Il sogno di Daniel e di Francesca è quello di tornare in Italia nell’immediato futuro. Ma non tutti i membri di Giovani Italiani Bruxelles hanno la stessa esigenza. «C’è una doppia anima all’interno del nostro gruppo: chi vuole tornare subito, perché crede che ci sia un’urgenza e il paese ha bisogno dei suoi giovani; e chi preferisce rimanere fuori perché all’estero sta bene, ma vuole avere il diritto di essere fiero dell’Italia invece di rattristarsi o difenderla da chi insiste su tutto quello che non funziona». Non c’è nulla di male a viaggiare e andare a vivere all’estero, ma «lo spostarsi non deve essere vissuto come un obbligo e devono essere create le condizioni per reinserirsi socialmente e professionalmente una volta tornati». Da questa esigenza nascono le cinque proposte fatte al governo italiano attraverso l’#appellogiovane lanciato questa primavera in vista delle elezioni politiche: 1. un investimento maggiore nell’istruzione e nella ricerca; 2. la creazione di un legame tra la formazione e l’ingresso nel mondo del lavoro; 3. la predisposizione di incentivi all’assunzione dei giovani; 4. l’accesso agevolato al credito; 5. la facilitazione dell’esercizio del diritto di voto all’estero.

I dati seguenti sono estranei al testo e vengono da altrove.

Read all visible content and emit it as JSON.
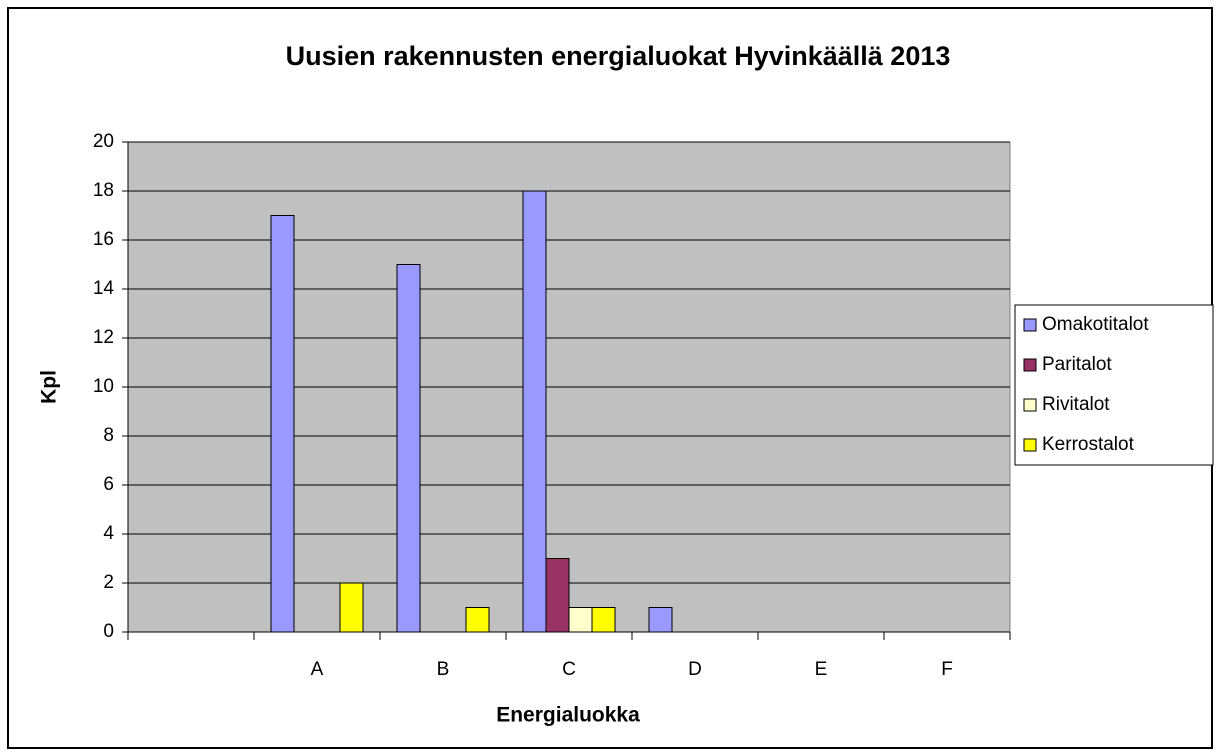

Uno dei meriti dei Giovani Italiani Bruxelles è anche quello di tenersi in contatto con le associazioni giovanili simili alla loro che hanno sede in Italia, per raccogliere esigenze e richieste da portare nelle sedi europee a Bruxelles. «Lo spirito di iniziativa, di condivisione e la voglia di fare buona politica animano i nostri coetanei e colleghi in Italia come noi qui a Bruxelles. Crediamo sia fondamentale confrontarci con realtà italiane perché vogliamo che sia innanzitutto l’Italia a beneficiare della nostra attività. Quando ad esempio dobbiamo parlare di misure e questioni specifiche con i parlamentari europei, dobbiamo sapere con esattezza qual è la situazione e per questo chiediamo a chi vive in Italia cosa sta succedendo».

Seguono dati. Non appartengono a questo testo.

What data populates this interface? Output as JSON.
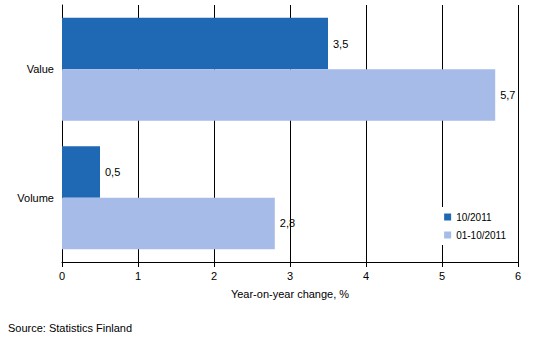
{
  "chart_data": {
    "type": "bar",
    "orientation": "horizontal",
    "categories": [
      "Value",
      "Volume"
    ],
    "series": [
      {
        "name": "10/2011",
        "color": "#1f69b4",
        "values": [
          3.5,
          0.5
        ],
        "value_labels": [
          "3,5",
          "0,5"
        ]
      },
      {
        "name": "01-10/2011",
        "color": "#a6bbe8",
        "values": [
          5.7,
          2.8
        ],
        "value_labels": [
          "5,7",
          "2,8"
        ]
      }
    ],
    "xlabel": "Year-on-year change, %",
    "xlim": [
      0,
      6
    ],
    "xticks": [
      0,
      1,
      2,
      3,
      4,
      5,
      6
    ],
    "grid": true,
    "legend": "lower right",
    "data_labels": true,
    "source": "Source: Statistics Finland"
  }
}
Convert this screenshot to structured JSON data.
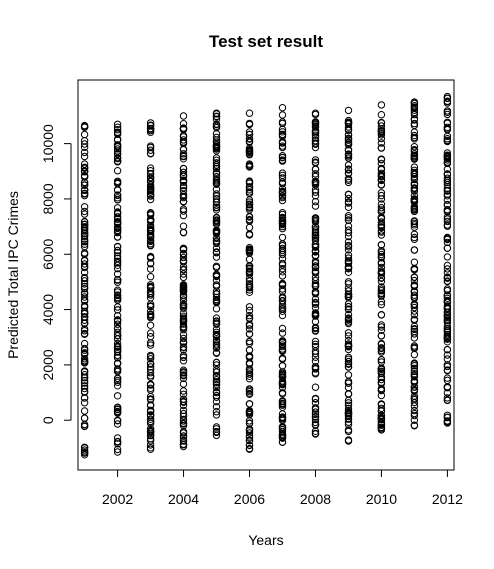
{
  "chart_data": {
    "type": "scatter",
    "title": "Test set result",
    "xlabel": "Years",
    "ylabel": "Predicted Total IPC Crimes",
    "xlim": [
      2000.8,
      2012.2
    ],
    "ylim": [
      -1800,
      12300
    ],
    "xticks": [
      2002,
      2004,
      2006,
      2008,
      2010,
      2012
    ],
    "yticks": [
      0,
      2000,
      4000,
      6000,
      8000,
      10000
    ],
    "x_tick_labels": [
      "2002",
      "2004",
      "2006",
      "2008",
      "2010",
      "2012"
    ],
    "y_tick_labels": [
      "0",
      "2000",
      "4000",
      "6000",
      "8000",
      "10000"
    ],
    "marker": "open-circle",
    "grid": false,
    "series": [
      {
        "x": 2001,
        "y_min": -1250,
        "y_max": 10650,
        "count": 130
      },
      {
        "x": 2002,
        "y_min": -1150,
        "y_max": 10700,
        "count": 130
      },
      {
        "x": 2003,
        "y_min": -1050,
        "y_max": 10750,
        "count": 130
      },
      {
        "x": 2004,
        "y_min": -950,
        "y_max": 11000,
        "count": 130
      },
      {
        "x": 2005,
        "y_min": -550,
        "y_max": 11100,
        "count": 130
      },
      {
        "x": 2006,
        "y_min": -1050,
        "y_max": 11100,
        "count": 130
      },
      {
        "x": 2007,
        "y_min": -800,
        "y_max": 11300,
        "count": 130
      },
      {
        "x": 2008,
        "y_min": -500,
        "y_max": 11100,
        "count": 130
      },
      {
        "x": 2009,
        "y_min": -750,
        "y_max": 11200,
        "count": 130
      },
      {
        "x": 2010,
        "y_min": -350,
        "y_max": 11400,
        "count": 130
      },
      {
        "x": 2011,
        "y_min": -200,
        "y_max": 11500,
        "count": 130
      },
      {
        "x": 2012,
        "y_min": -100,
        "y_max": 11700,
        "count": 130
      }
    ]
  }
}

Tra le tante voci raccolte, emerge in particolare la difficoltà ad affermarsi a causa della giovane età. «Parlando con giovani imprenditori, quello che ci siamo sentiti dire più spesso è che la giovane età in Italia non viene premiata. Per esempio dalle banche, che la considerano un sinonimo di mancanza di esperienza e quindi un ostacolo all’ottenimento di finanziamenti. Negli altri paesi, al contrario, essere giovani costituisce un elemento a favore».

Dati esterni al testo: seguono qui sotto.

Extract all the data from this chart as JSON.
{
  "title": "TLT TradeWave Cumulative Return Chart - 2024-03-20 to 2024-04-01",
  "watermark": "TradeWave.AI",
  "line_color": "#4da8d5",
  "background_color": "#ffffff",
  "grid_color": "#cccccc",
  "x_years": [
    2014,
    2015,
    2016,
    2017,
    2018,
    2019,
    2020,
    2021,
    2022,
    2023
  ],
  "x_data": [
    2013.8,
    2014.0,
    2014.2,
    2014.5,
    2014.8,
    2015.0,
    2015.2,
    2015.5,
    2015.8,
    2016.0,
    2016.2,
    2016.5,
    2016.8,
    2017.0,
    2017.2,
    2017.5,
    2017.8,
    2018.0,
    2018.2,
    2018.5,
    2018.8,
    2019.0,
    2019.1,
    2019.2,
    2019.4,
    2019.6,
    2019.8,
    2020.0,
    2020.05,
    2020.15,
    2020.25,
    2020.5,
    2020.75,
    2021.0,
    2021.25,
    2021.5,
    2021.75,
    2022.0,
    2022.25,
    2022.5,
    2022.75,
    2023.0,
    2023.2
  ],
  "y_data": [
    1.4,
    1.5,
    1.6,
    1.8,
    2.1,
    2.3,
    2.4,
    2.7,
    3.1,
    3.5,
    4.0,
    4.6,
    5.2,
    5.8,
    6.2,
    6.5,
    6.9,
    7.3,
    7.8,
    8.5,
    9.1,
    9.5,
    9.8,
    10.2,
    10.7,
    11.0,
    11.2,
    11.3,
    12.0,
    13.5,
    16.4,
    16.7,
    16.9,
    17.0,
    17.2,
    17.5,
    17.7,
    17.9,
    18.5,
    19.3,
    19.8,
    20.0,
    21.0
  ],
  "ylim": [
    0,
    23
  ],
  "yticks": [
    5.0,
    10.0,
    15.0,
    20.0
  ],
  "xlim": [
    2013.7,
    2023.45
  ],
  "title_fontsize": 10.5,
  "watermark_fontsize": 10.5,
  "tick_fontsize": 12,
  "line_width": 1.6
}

A chi sostiene che l’Italia NON è un paese per giovani, Daniel e Francesca rispondono con grinta: «Sì, l’Italia è un paese per giovani e chi ha vissuto per diversi anni all’estero impara ad apprezzarlo di più e a coglierne i fattori positivi: lo stile di vita, il sistema valoriale, il senso della comunità e della condivisione. Nonostante questo, c’è tantissimo da fare. In primis, garantire ai giovani un certo tipo di realizzazione e di stabilità economica. Chiunque vive e lavora in Italia non può infatti prescindere dall’appoggio della propria famiglia; mentre gli italiani che vivono all’estero sono in grado di mantenersi da soli, perché hanno un salario adeguato e riescono a vivere di quello che fanno. L’Italia è un paese per giovani perché è ricco di di creatività e di buone idee. Ma questo non basta: è quantomai urgente la necessità di lavorare su delle riforme strutturali dedicate ai giovani». E questo è quello che loro fanno: da Bruxelles, lo ricordano ogni giorno alla classe politica italiana.